If there is an easy test setup, I could try and do some tests with my RTX6001 + MATAA. Since the RTX is rather low distortion, the DUT would need to have low distortion, too. And the whole setup would need to be low noise and stuff. Can anyone think of an easy-peasy setup to test this?

Can you use one channel of the RTX as measurement channel and the other as the test tone generator/DUT? What would happen if both channels had exactly the same distortion, would the result from this 'experiment' come out zero?

Jan
 
If I remember correctly, it is required to measuring equipment be atleast 10dB better than device under test in order to know exact parameters of DUT.
Citing AES17 standard:
4.3.3 Unless otherwise specified, the equipment used for measurements in this standard shall have an accuracy
in the parameter being measured of at least 3 times better than the specification being verified.
And 10dB is pretty close to 3 in ratio. However I'm not 100% sure where I heard that and it may be not a case with THD measurments.


 
Can you use one channel of the RTX as measurement channel and the other as the test tone generator/DUT?

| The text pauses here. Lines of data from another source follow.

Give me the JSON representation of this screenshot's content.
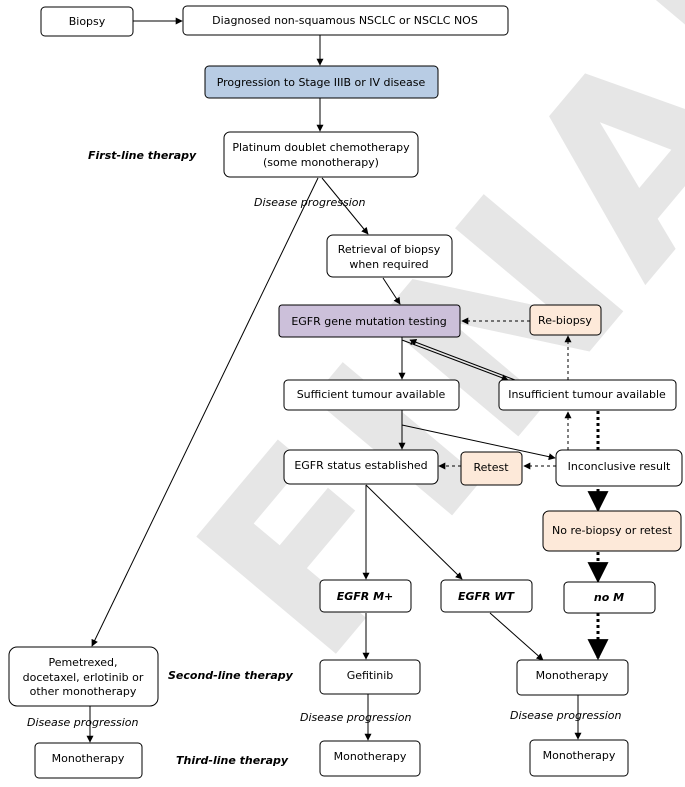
{
  "watermark": "FINAL",
  "colors": {
    "blue": "#b8cce4",
    "purple": "#ccc0da",
    "peach": "#fde9d9",
    "white": "#ffffff"
  },
  "nodes": {
    "biopsy": "Biopsy",
    "diagnosed": "Diagnosed  non-squamous NSCLC or NSCLC NOS",
    "progression": "Progression to Stage IIIB or IV disease",
    "platinum_1": "Platinum doublet chemotherapy",
    "platinum_2": "(some monotherapy)",
    "retrieval_1": "Retrieval of biopsy",
    "retrieval_2": "when required",
    "egfr_testing": "EGFR gene mutation testing",
    "rebiopsy": "Re-biopsy",
    "sufficient": "Sufficient tumour available",
    "insufficient": "Insufficient tumour available",
    "egfr_status": "EGFR status established",
    "retest": "Retest",
    "inconclusive": "Inconclusive result",
    "no_rebiopsy": "No re-biopsy or retest",
    "egfr_mplus": "EGFR M+",
    "egfr_wt": "EGFR WT",
    "no_m": "no M",
    "pemetrexed_1": "Pemetrexed,",
    "pemetrexed_2": "docetaxel, erlotinib or",
    "pemetrexed_3": "other monotherapy",
    "gefitinib": "Gefitinib",
    "monotherapy_mid": "Monotherapy",
    "mono_left": "Monotherapy",
    "mono_center": "Monotherapy",
    "mono_right": "Monotherapy"
  },
  "labels": {
    "first_line": "First-line therapy",
    "second_line": "Second-line therapy",
    "third_line": "Third-line therapy",
    "dp_top": "Disease progression",
    "dp_left": "Disease progression",
    "dp_center": "Disease progression",
    "dp_right": "Disease progression"
  }
}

Not sure I understand this. Is "measurement channel" not the same as "test tone / DUT"? Did you mean "loopback" instead?
Anyways, the RTX works like a USB soundcard. It has two outputs and two inputs, and you can output whatever you like on each channel (ok, that depends on the software features, too). Same for the inputs.

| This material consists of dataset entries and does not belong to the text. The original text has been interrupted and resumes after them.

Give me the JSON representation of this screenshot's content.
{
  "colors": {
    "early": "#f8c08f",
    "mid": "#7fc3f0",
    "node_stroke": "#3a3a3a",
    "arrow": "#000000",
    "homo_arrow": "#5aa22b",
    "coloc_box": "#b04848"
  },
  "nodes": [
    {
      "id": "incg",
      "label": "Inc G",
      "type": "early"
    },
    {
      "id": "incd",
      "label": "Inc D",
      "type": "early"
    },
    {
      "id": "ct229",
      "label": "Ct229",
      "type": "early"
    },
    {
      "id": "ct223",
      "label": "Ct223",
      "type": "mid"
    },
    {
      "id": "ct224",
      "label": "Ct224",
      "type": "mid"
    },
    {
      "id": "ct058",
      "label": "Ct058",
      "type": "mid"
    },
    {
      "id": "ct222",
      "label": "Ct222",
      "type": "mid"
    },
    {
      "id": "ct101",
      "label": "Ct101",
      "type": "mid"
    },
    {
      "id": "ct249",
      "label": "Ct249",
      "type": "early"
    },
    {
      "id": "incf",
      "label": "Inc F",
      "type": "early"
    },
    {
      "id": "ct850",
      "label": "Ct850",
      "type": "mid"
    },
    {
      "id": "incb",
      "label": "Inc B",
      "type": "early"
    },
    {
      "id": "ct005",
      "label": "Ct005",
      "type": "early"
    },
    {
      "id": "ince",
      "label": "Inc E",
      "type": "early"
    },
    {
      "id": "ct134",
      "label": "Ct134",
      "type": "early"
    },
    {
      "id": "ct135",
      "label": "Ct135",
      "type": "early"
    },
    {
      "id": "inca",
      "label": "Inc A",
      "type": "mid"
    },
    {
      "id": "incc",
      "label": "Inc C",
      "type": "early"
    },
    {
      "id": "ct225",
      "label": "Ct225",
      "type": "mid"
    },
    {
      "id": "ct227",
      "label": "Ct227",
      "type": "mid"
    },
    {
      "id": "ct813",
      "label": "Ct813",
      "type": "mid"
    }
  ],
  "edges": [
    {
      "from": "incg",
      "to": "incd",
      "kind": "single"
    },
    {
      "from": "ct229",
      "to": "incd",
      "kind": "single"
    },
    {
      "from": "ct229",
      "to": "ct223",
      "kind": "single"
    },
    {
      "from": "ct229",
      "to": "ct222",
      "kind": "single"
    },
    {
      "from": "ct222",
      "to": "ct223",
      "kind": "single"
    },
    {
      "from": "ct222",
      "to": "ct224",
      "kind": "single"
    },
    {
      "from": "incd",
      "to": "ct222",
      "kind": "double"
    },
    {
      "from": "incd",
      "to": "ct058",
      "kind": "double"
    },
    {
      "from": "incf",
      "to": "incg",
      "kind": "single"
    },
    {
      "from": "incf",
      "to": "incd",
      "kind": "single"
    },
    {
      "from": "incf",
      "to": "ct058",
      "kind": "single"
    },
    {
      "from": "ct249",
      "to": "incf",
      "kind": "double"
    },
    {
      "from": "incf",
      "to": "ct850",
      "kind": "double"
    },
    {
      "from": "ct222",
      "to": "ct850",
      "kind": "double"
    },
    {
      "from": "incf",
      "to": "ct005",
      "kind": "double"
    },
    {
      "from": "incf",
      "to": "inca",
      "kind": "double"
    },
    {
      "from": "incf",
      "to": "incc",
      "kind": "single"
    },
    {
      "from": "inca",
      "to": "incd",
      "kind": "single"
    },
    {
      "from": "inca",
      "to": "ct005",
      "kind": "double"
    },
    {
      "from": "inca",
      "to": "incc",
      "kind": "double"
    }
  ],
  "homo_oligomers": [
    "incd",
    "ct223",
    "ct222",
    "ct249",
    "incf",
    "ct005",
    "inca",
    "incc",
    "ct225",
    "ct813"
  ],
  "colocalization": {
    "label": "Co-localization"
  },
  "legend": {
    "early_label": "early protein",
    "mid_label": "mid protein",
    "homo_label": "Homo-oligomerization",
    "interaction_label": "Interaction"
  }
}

What would happen if both channels had exactly the same distortion, would the result from this 'experiment' come out zero?

That depends on what the software does with the data. Most software will deconvolve the data recorded from the DUT and from the loopback channels. This will fix the timing of the measurement (like latency of the sound I/O of the computer) or the "linear distortion" (like non-flat frequency response of the test equipment). I don't think the deconvolution will fix non-linear distortion.